Miranda hadn’t heard anything from Steve and was a bit stunned by how much she minded this. She was more than a tad out of practice at this fancying someone lark, and also it seemed mad when less than two weeks ago she’d given him just those occasional summertime thoughts over all the years. But there it was. She’d got a big fat crush on him all over again. It was probably to do with the lobster thing. Who couldn’t love (OK, deeply fancy) a man who’d not only
believed
that stuff but actually let it make a difference to how he worked? She now found she was picking up her phone and putting it down again like an obsessed teenager and minded that too – she should be more grown up than this. She’d sent a text and thanked him for the St Ives lunch and he’d replied saying it had been a pleasure but had said nothing about meeting up again. Not even a hint. But then why would he?

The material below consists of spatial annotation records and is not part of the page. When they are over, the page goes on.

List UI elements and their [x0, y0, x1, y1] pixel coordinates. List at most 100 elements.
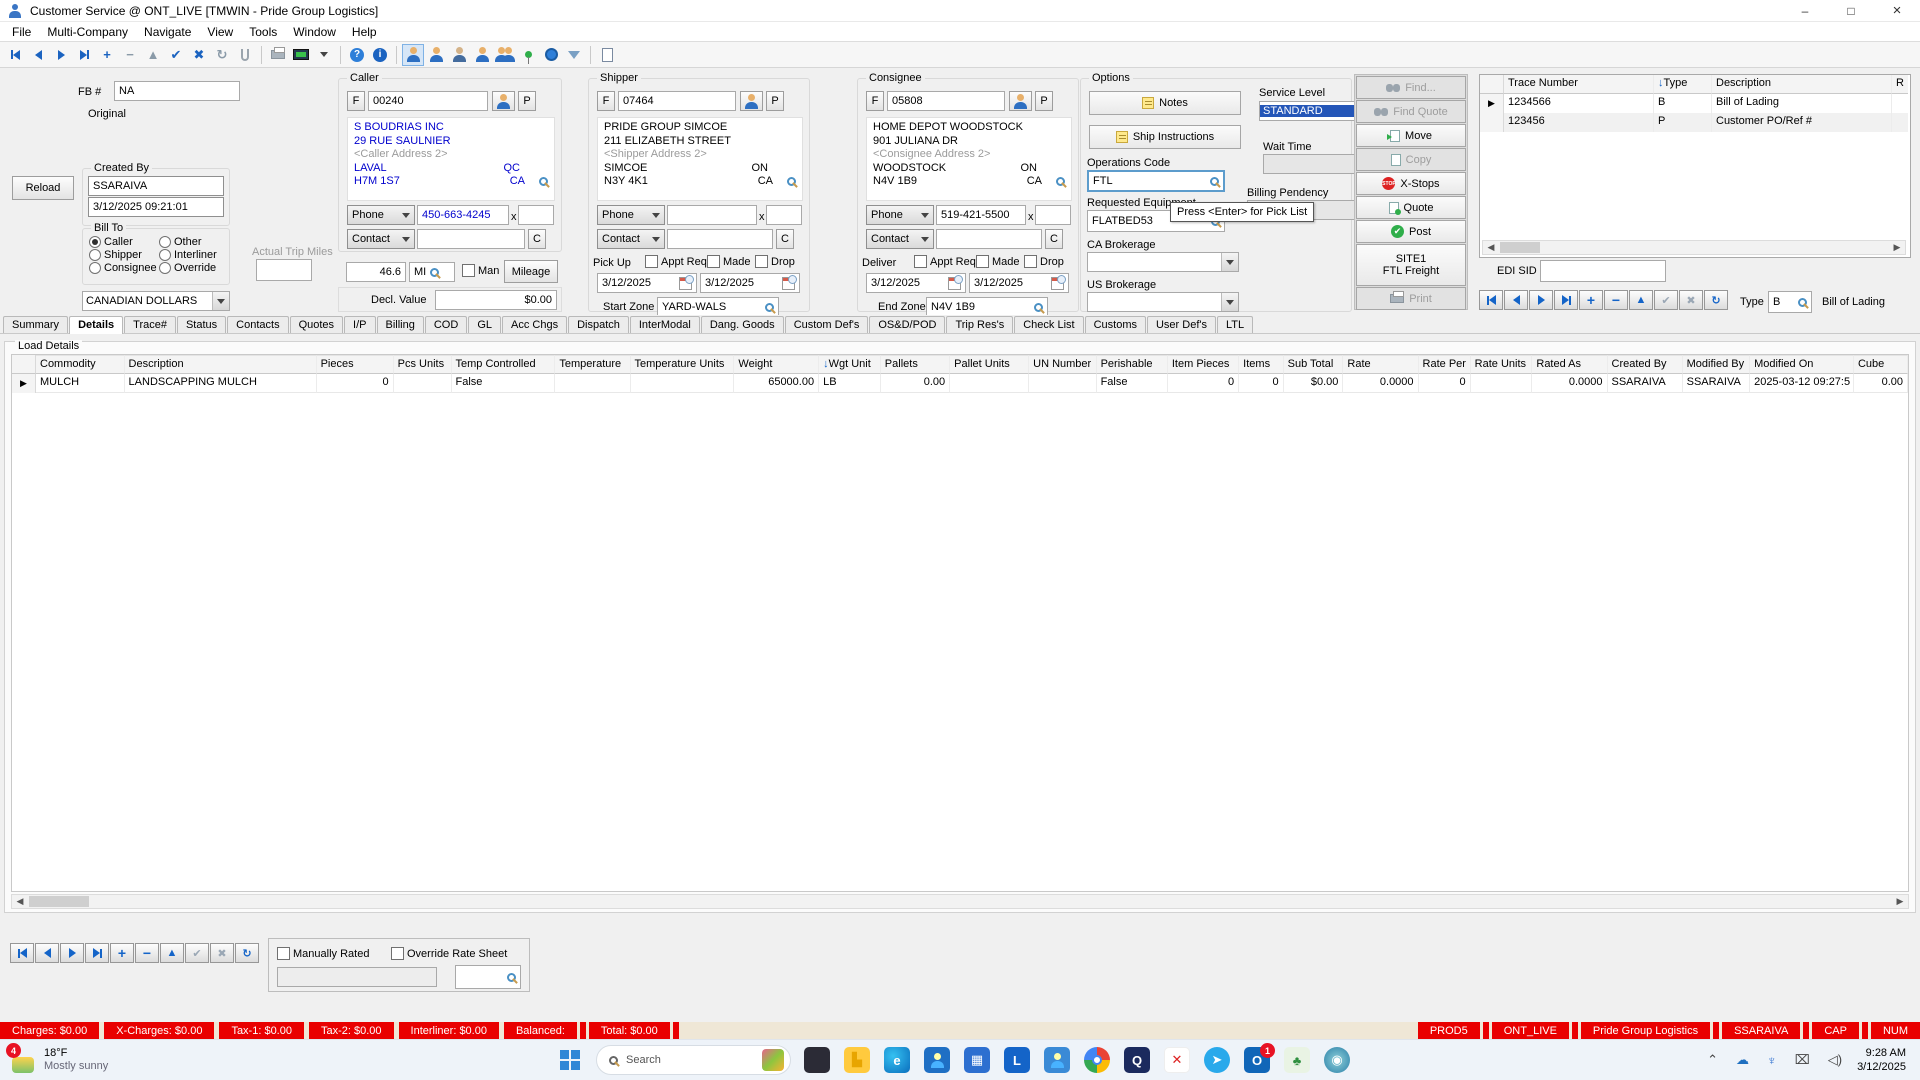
load-hscrollbar[interactable]: ◀ ▶ [11, 894, 1909, 909]
menu-tools[interactable]: Tools [241, 25, 285, 39]
pickup-date-to[interactable]: 3/12/2025 [700, 273, 800, 293]
trace-row[interactable]: 123456 P Customer PO/Ref # [1480, 113, 1910, 132]
shipper-lookup-icon[interactable] [787, 177, 796, 186]
load-edit-button[interactable]: ▲ [160, 943, 184, 963]
consignee-ext-input[interactable] [1035, 205, 1071, 225]
trip-miles-input[interactable] [256, 259, 312, 281]
tab-gl[interactable]: GL [468, 316, 501, 333]
notes-button[interactable]: Notes [1089, 91, 1241, 115]
map-pin-icon[interactable] [517, 44, 539, 66]
red-x-app-icon[interactable]: ✕ [1164, 1047, 1190, 1073]
personnel-icon[interactable] [494, 44, 516, 66]
rate-lookup-input[interactable] [455, 965, 521, 989]
col-created-by[interactable]: Created By [1608, 355, 1683, 374]
clock[interactable]: 9:28 AM 3/12/2025 [1857, 1046, 1906, 1074]
billto-caller-radio[interactable]: Caller [89, 236, 157, 248]
billto-other-radio[interactable]: Other [159, 236, 217, 248]
workstation-dropdown-icon[interactable] [313, 44, 335, 66]
accept-icon[interactable]: ✔ [165, 44, 187, 66]
caller-profile-button[interactable] [492, 91, 515, 111]
ca-brokerage-select[interactable] [1087, 252, 1239, 272]
col-items[interactable]: Items [1239, 355, 1283, 374]
add-record-icon[interactable]: + [96, 44, 118, 66]
network-icon[interactable]: ⌧ [1795, 1052, 1810, 1068]
start-zone-input[interactable]: YARD-WALS [657, 297, 779, 317]
fb-input[interactable]: NA [114, 81, 240, 101]
deliver-apptreq-checkbox[interactable]: Appt Req [914, 255, 976, 268]
col-pieces[interactable]: Pieces [317, 355, 394, 374]
deliver-date-to-calendar-icon[interactable] [1051, 277, 1064, 290]
tab-ip[interactable]: I/P [344, 316, 375, 333]
col-wgt-unit[interactable]: ↓Wgt Unit [819, 355, 881, 374]
end-zone-input[interactable]: N4V 1B9 [926, 297, 1048, 317]
shipper-c-button[interactable]: C [776, 229, 794, 249]
tab-cod[interactable]: COD [425, 316, 467, 333]
start-zone-lookup-icon[interactable] [765, 303, 774, 312]
col-rate-per[interactable]: Rate Per [1419, 355, 1471, 374]
pickup-made-checkbox[interactable]: Made [707, 255, 751, 268]
edi-sid-input[interactable] [1540, 260, 1666, 282]
shipper-phone-input[interactable] [667, 205, 757, 225]
shipper-phone-select[interactable]: Phone [597, 205, 665, 225]
pickup-date-to-calendar-icon[interactable] [782, 277, 795, 290]
outlook-icon[interactable]: O1 [1244, 1047, 1270, 1073]
q-app-icon[interactable]: Q [1124, 1047, 1150, 1073]
menu-multi-company[interactable]: Multi-Company [39, 25, 136, 39]
task-view-icon[interactable] [804, 1047, 830, 1073]
col-description[interactable]: Description [125, 355, 317, 374]
us-brokerage-select[interactable] [1087, 292, 1239, 312]
shipper-code-input[interactable]: 07464 [618, 91, 736, 111]
menu-help[interactable]: Help [344, 25, 385, 39]
col-un-number[interactable]: UN Number [1029, 355, 1096, 374]
pickup-date-from[interactable]: 3/12/2025 [597, 273, 697, 293]
next-record-icon[interactable] [50, 44, 72, 66]
attachments-icon[interactable] [234, 44, 256, 66]
menu-window[interactable]: Window [285, 25, 344, 39]
trace-add-button[interactable]: + [1579, 290, 1603, 310]
col-rate[interactable]: Rate [1343, 355, 1418, 374]
prev-record-icon[interactable] [27, 44, 49, 66]
quote-button[interactable]: Quote [1356, 196, 1466, 219]
consignee-lookup-icon[interactable] [1056, 177, 1065, 186]
col-perishable[interactable]: Perishable [1097, 355, 1168, 374]
load-delete-button[interactable]: − [135, 943, 159, 963]
trace-edit-button[interactable]: ▲ [1629, 290, 1653, 310]
tab-dang-goods[interactable]: Dang. Goods [701, 316, 784, 333]
menu-file[interactable]: File [4, 25, 39, 39]
caller-lookup-icon[interactable] [539, 177, 548, 186]
edit-record-icon[interactable]: ▲ [142, 44, 164, 66]
shipper-contact-input[interactable] [667, 229, 773, 249]
trace-row[interactable]: ▶ 1234566 B Bill of Lading [1480, 94, 1910, 113]
load-add-button[interactable]: + [110, 943, 134, 963]
caller-p-button[interactable]: P [518, 91, 536, 111]
caller-f-button[interactable]: F [347, 91, 365, 111]
shipper-contact-select[interactable]: Contact [597, 229, 665, 249]
close-button[interactable]: × [1874, 0, 1920, 22]
consignee-code-input[interactable]: 05808 [887, 91, 1005, 111]
col-rated-as[interactable]: Rated As [1532, 355, 1607, 374]
edge-icon[interactable]: e [884, 1047, 910, 1073]
file-explorer-icon[interactable]: ▙ [844, 1047, 870, 1073]
deliver-date-from-calendar-icon[interactable] [948, 277, 961, 290]
shipper-f-button[interactable]: F [597, 91, 615, 111]
rate-lookup-icon[interactable] [507, 973, 516, 982]
tab-custom-defs[interactable]: Custom Def's [785, 316, 869, 333]
col-modified-on[interactable]: Modified On [1750, 355, 1854, 374]
miles-input[interactable]: 46.6 [346, 262, 406, 282]
col-rate-units[interactable]: Rate Units [1471, 355, 1533, 374]
caller-c-button[interactable]: C [528, 229, 546, 249]
load-last-button[interactable] [85, 943, 109, 963]
search-box[interactable]: Search [596, 1045, 791, 1075]
trace-col-number[interactable]: Trace Number [1504, 75, 1654, 94]
trace-hscrollbar[interactable]: ◀ ▶ [1482, 240, 1906, 255]
trace-col-type[interactable]: ↓Type [1654, 75, 1712, 94]
x-stops-button[interactable]: STOPX-Stops [1356, 172, 1466, 195]
shipper-ext-input[interactable] [766, 205, 802, 225]
tab-quotes[interactable]: Quotes [290, 316, 343, 333]
onedrive-icon[interactable]: ☁ [1736, 1052, 1749, 1068]
shipper-profile-button[interactable] [740, 91, 763, 111]
manually-rated-checkbox[interactable]: Manually Rated [277, 947, 369, 960]
caller-ext-input[interactable] [518, 205, 554, 225]
customer-service-icon[interactable] [402, 44, 424, 66]
caller-contact-input[interactable] [417, 229, 525, 249]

She couldn’t expect to waltz back into the village and be the centre of his world all over again. Maybe that one meeting was all there would be to it: curiosity on both sides satisfied, and in not much more than another week she’d be on her way back to London and he’d continue his life with (she presumed) Cheryl and forget about her for another twenty years. Or for ever, even. The thought that she might not see him again, possibly ever, made her feel more unhappy than she’d have thought possible, but as it had fallen on her to be family cheerleader she kept her thoughts hidden and her face brightly smiling. Having Harriet beaming like a cream-filled cat over breakfast didn’t exactly help and when everyone else was out of the kitchen in the morning she intended to tackle her about Duncan. The two of them hadn’t turned up for supper the night before after all. Harriet had called at the last minute and said there’d been a change of plan, adding vaguely that she’d be ‘late’ and not to wait for her.